What is Concert of Colors?
The Concert of Colors is metro Detroit’s free annual diversity-themed music festival. It is produced by the Arab American National Museum with partners Detroit Symphony Orchestra, Detroit Institute of Arts, Charles H. Wright Museum of African American History, ACCESS and University of Michigan – Detroit Center. The goal of this five-day festival is uniting metro Detroit’s diverse communities and ethnic groups by presenting musical acts from around the world. Over its 25-year history, the festival has become a beloved highlight of metro Detroit’s summer festival season, and one of the few free-admission music festivals remaining locally.
The Concert of Colors was established by Ismael Ahmed – the former head of the human services organization ACCESS – and New Detroit in 1993 as a one-day event at Chene Park on Detroit’s riverfront. The inaugural event drew a modest crowd to Chene Park, but by 1999, some 10,000 music lovers were coming out each year. The festival expanded to three days in 2001, when it was part of the official festivities for Detroit’s 300th birthday, drawing an audience of 100,000.

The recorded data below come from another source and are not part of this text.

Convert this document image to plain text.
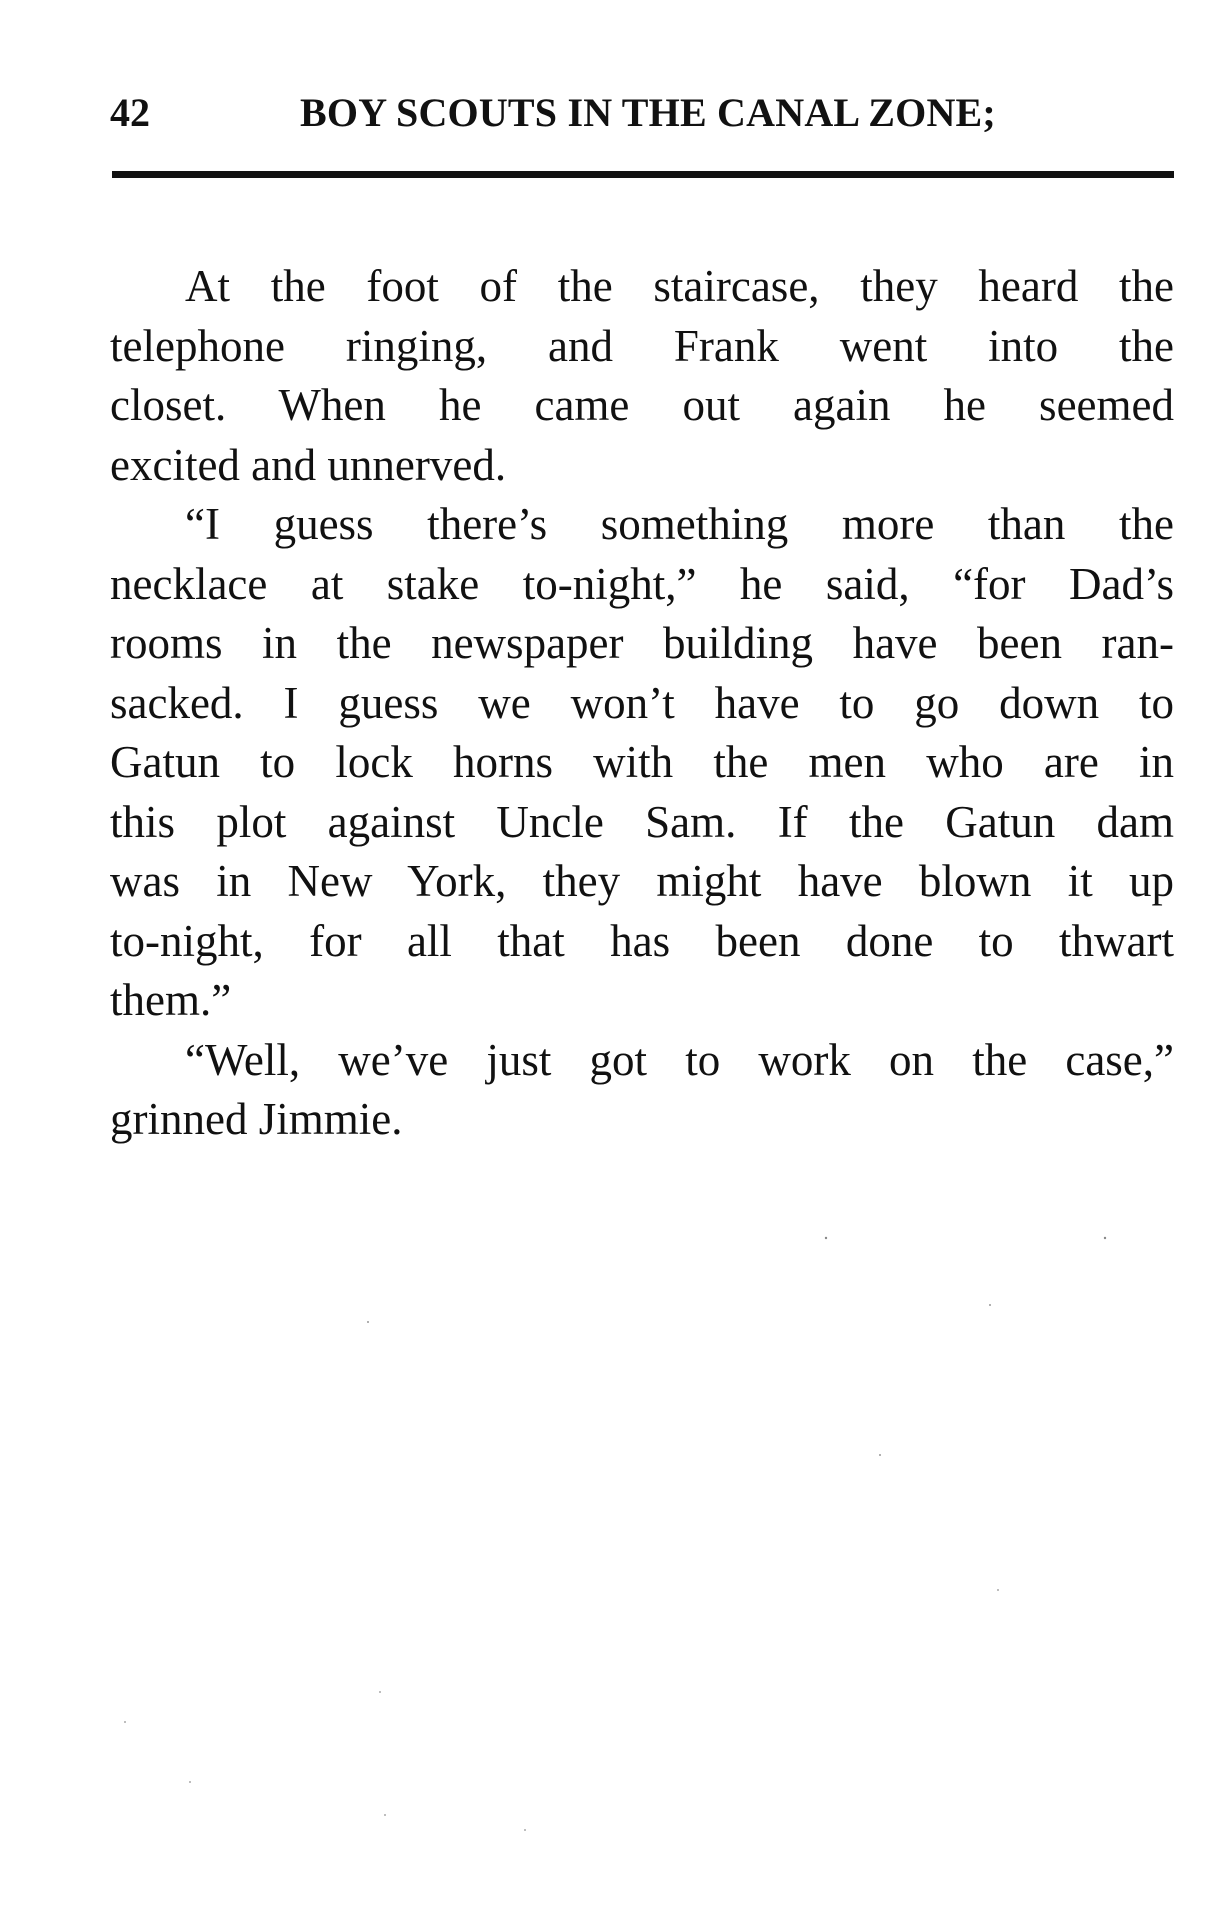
42	BOY SCOUTS IN THE CANAL ZONE;
At the foot of the staircase, they heard the
telephone ringing, and Frank went into the
closet. When he came out again he seemed
excited and unnerved.
“I guess there’s something more than the
necklace at stake to-night,” he said, “for Dad’s
rooms in the newspaper building have been ran-
sacked. I guess we won’t have to go down to
Gatun to lock horns with the men who are in
this plot against Uncle Sam. If the Gatun dam
was in New York, they might have blown it up
to-night, for all that has been done to thwart
them.”
“Well, we’ve just got to work on the case,”
grinned Jimmie.
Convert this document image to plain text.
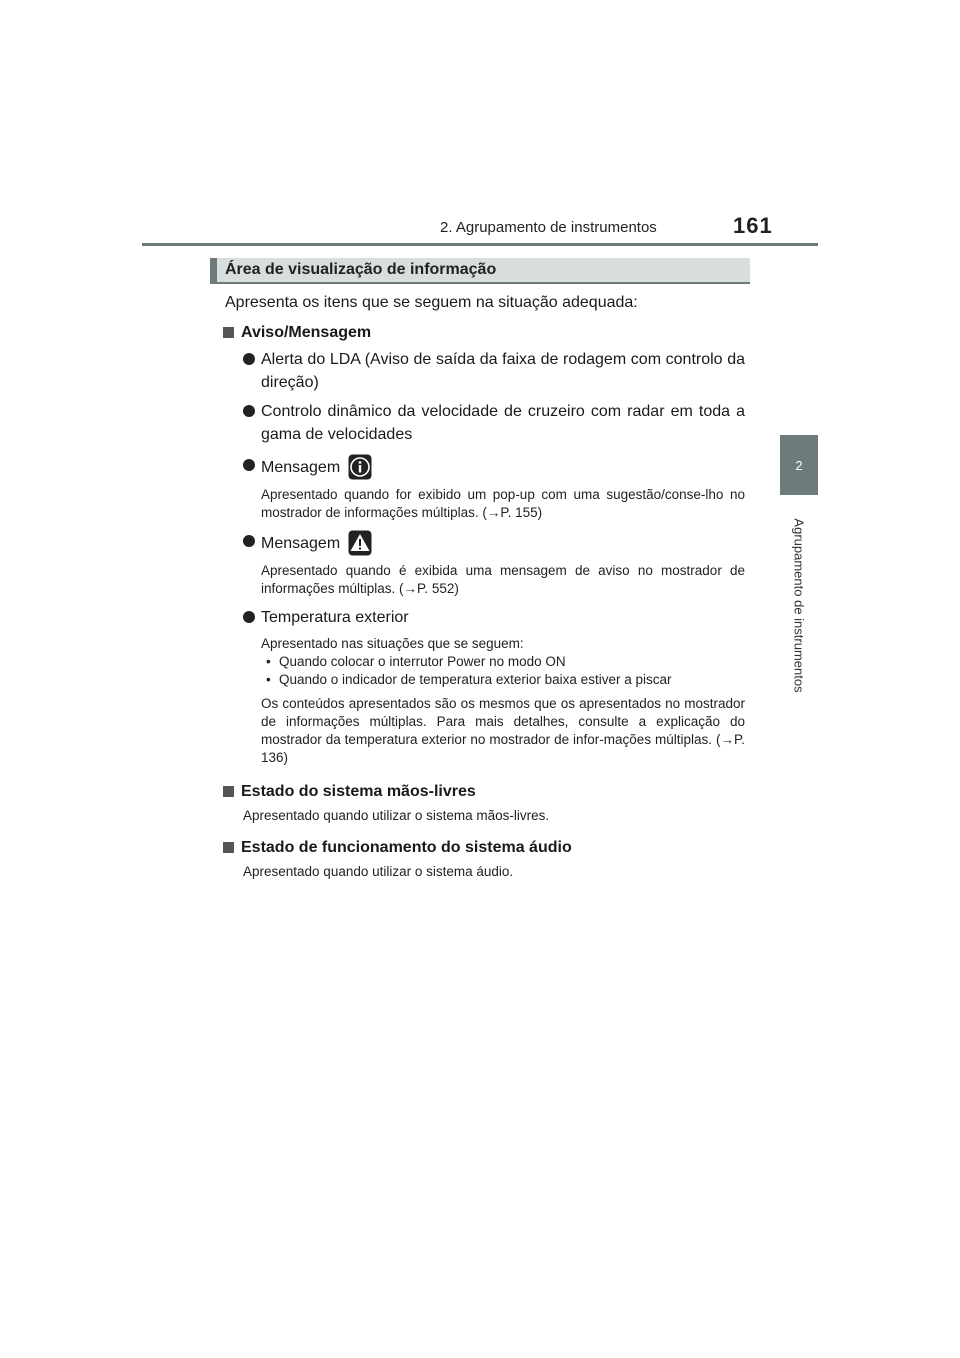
2. Agrupamento de instrumentos	161
2
Agrupamento de instrumentos
Área de visualização de informação

Apresenta os itens que se seguem na situação adequada:

Aviso/Mensagem
Alerta do LDA (Aviso de saída da faixa de rodagem com controlo da direção)
Controlo dinâmico da velocidade de cruzeiro com radar em toda a gama de velocidades
Mensagem
Apresentado quando for exibido um pop-up com uma sugestão/conse-lho no mostrador de informações múltiplas. (→P. 155)
Mensagem
Apresentado quando é exibida uma mensagem de aviso no mostrador de informações múltiplas. (→P. 552)
Temperatura exterior
Apresentado nas situações que se seguem:
• Quando colocar o interrutor Power no modo ON
• Quando o indicador de temperatura exterior baixa estiver a piscar
Os conteúdos apresentados são os mesmos que os apresentados no mostrador de informações múltiplas. Para mais detalhes, consulte a explicação do mostrador da temperatura exterior no mostrador de infor-mações múltiplas. (→P. 136)
Estado do sistema mãos-livres
Apresentado quando utilizar o sistema mãos-livres.
Estado de funcionamento do sistema áudio
Apresentado quando utilizar o sistema áudio.
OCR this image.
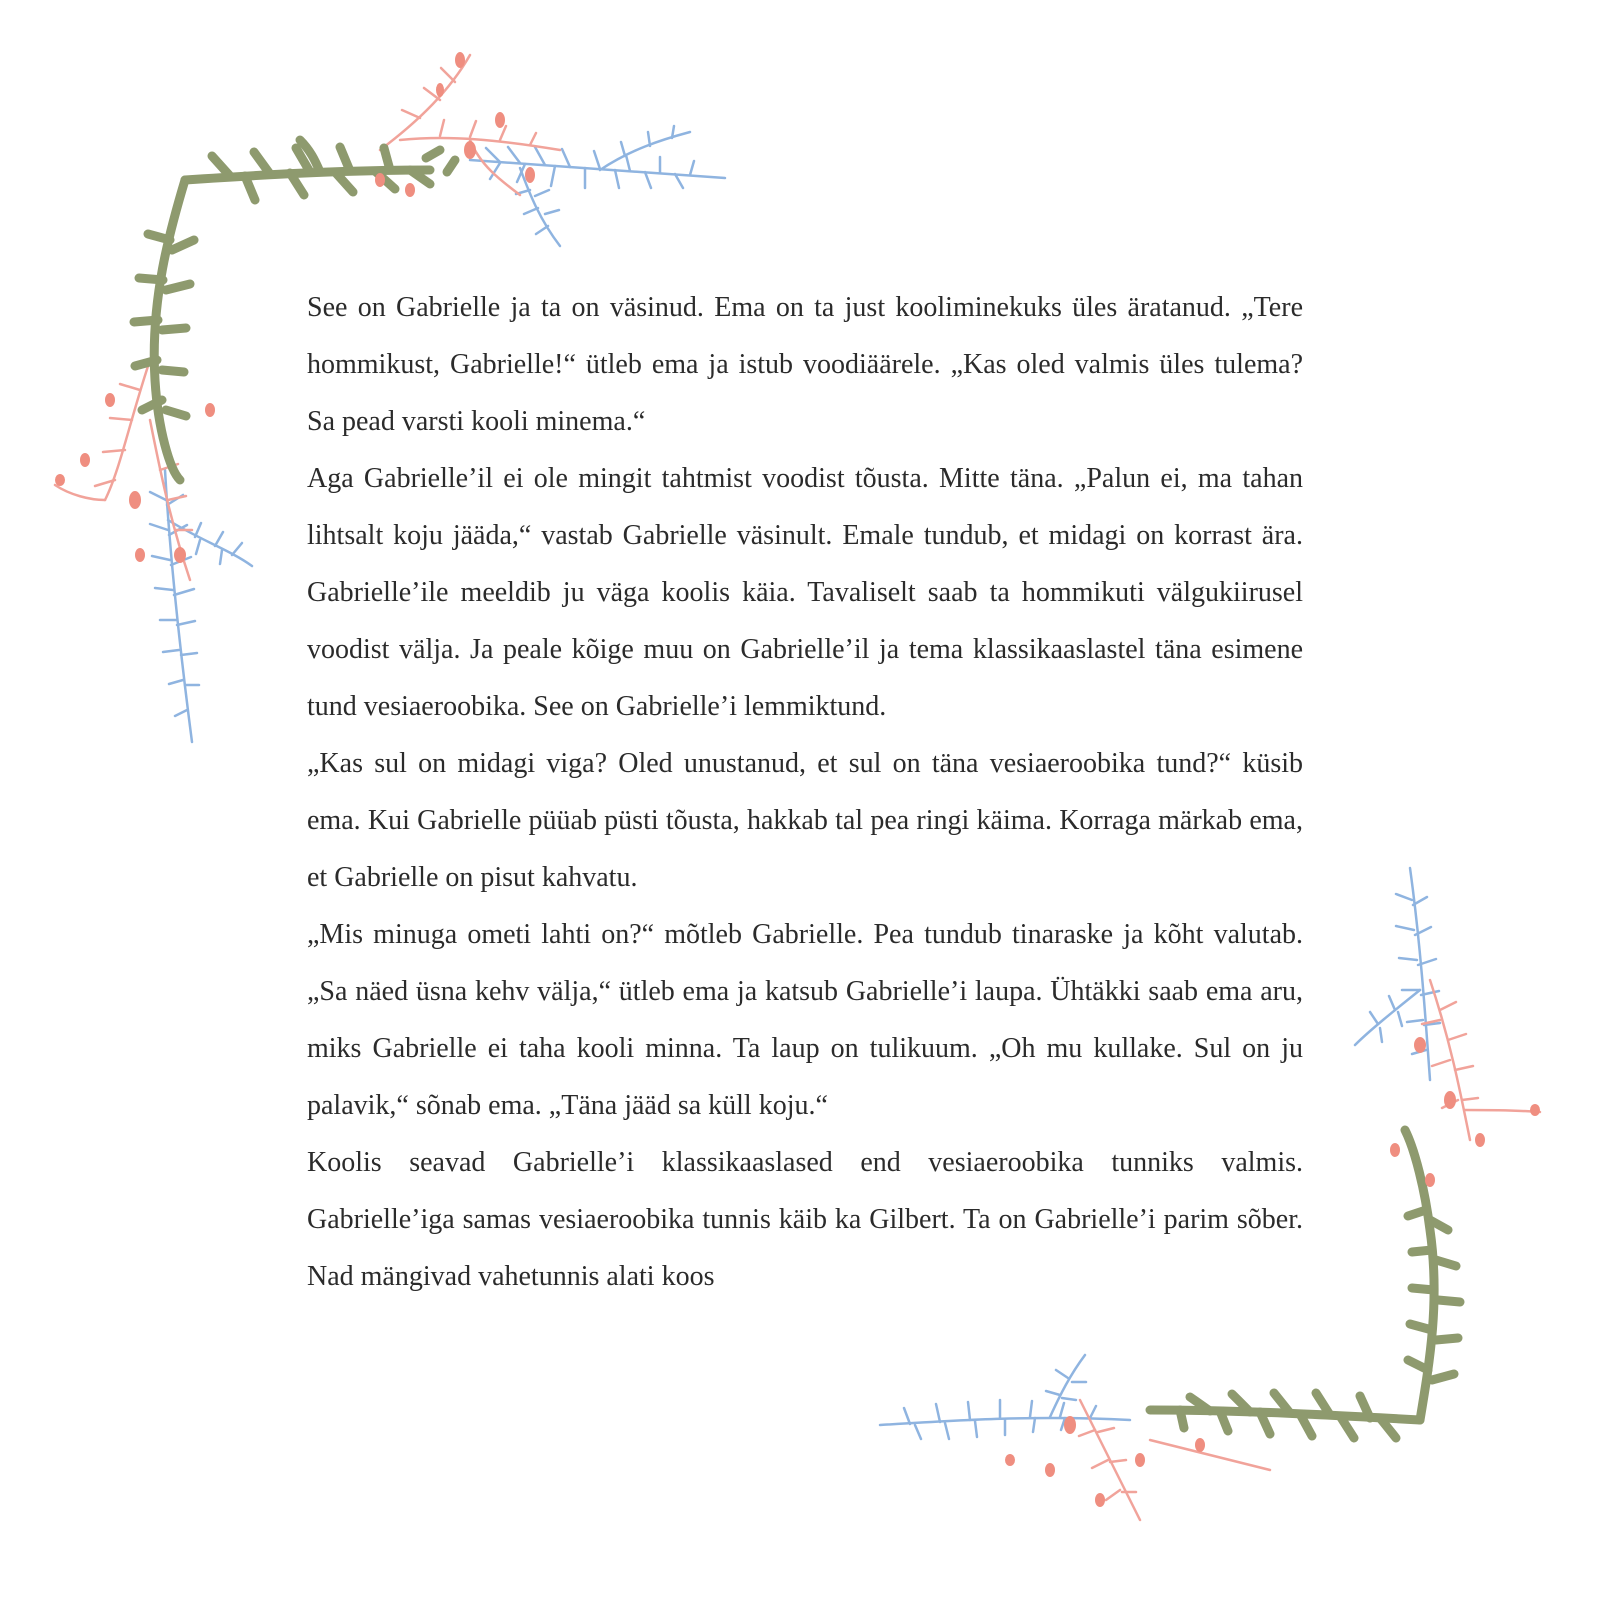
See on Gabrielle ja ta on väsinud. Ema on ta just kooliminekuks üles äratanud. „Tere hommikust, Gabrielle!“ ütleb ema ja istub voodiäärele. „Kas oled valmis üles tulema? Sa pead varsti kooli minema.“

Aga Gabrielle’il ei ole mingit tahtmist voodist tõusta. Mitte täna. „Palun ei, ma tahan lihtsalt koju jääda,“ vastab Gabrielle väsinult. Emale tundub, et midagi on korrast ära. Gabrielle’ile meeldib ju väga koolis käia. Tavaliselt saab ta hommikuti välgukiirusel voodist välja. Ja peale kõige muu on Gabrielle’il ja tema klassikaaslastel täna esimene tund vesiaeroobika. See on Gabrielle’i lemmiktund.

„Kas sul on midagi viga? Oled unustanud, et sul on täna vesiaeroobika tund?“ küsib ema. Kui Gabrielle püüab püsti tõusta, hakkab tal pea ringi käima. Korraga märkab ema, et Gabrielle on pisut kahvatu.

„Mis minuga ometi lahti on?“ mõtleb Gabrielle. Pea tundub tinaraske ja kõht valutab. „Sa näed üsna kehv välja,“ ütleb ema ja katsub Gabrielle’i laupa. Ühtäkki saab ema aru, miks Gabrielle ei taha kooli minna. Ta laup on tulikuum. „Oh mu kullake. Sul on ju palavik,“ sõnab ema. „Täna jääd sa küll koju.“

Koolis seavad Gabrielle’i klassikaaslased end vesiaeroobika tunniks valmis. Gabrielle’iga samas vesiaeroobika tunnis käib ka Gilbert. Ta on Gabrielle’i parim sõber. Nad mängivad vahetunnis alati koos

In 2005, the festival’s opening night performance was relocated to historic Orchestra Hall at the Max M. & Marjorie S. Fisher Music Center in Detroit, the recently expanded home of the Detroit Symphony Orchestra (DSO). The DSO became a full partner in 2006 as the entire festival relocated to the Max M. & Marjorie S. Fisher Music Center, with two indoor stages and one outdoor stage. In 2007, the festival grew to encompass four days of free live music. From June-August 2008, the Arab American National Museum presented a photo exhibition by official fest shooters Bruce Harkness and Rebecca Cook celebrating the festival’s historic performers over the years, called Concert of Colors: Exposed.
In 2010, the Detroit Institute of Arts joined this remarkable collaborative effort, becoming a second venue for Concert of Colors. In 2011, the number of festival venues expanded to four, with the addition of the Scarab Club and a new presenting partner, the Charles H. Wright Museum of African American History. Also in 2011, the University of Michigan Detroit Center began programming the Outdoor Stage at Max M. & Marjorie S. Fisher Music Center; the following year, Michigan State University’s Detroit Center partnered with UM on the Outdoor Stage.
In recent years, attendance at the Concert of Colors has been about 80,000.
World music, including the indigenous music of the Motor City, is the major focus of the Concert of Colors, but not the only focus. The festival also offers ethnic food and merchandise vendors and in 2014, restored the annual Forum on Community, Culture and Race that began in 2006 but has not taken place for the last few years. The Forum is a conference featuring presentations and discussion among artists, people connected to cultural institutions and community leaders to examine the role of arts and culture in overcoming racial and ethnic barriers.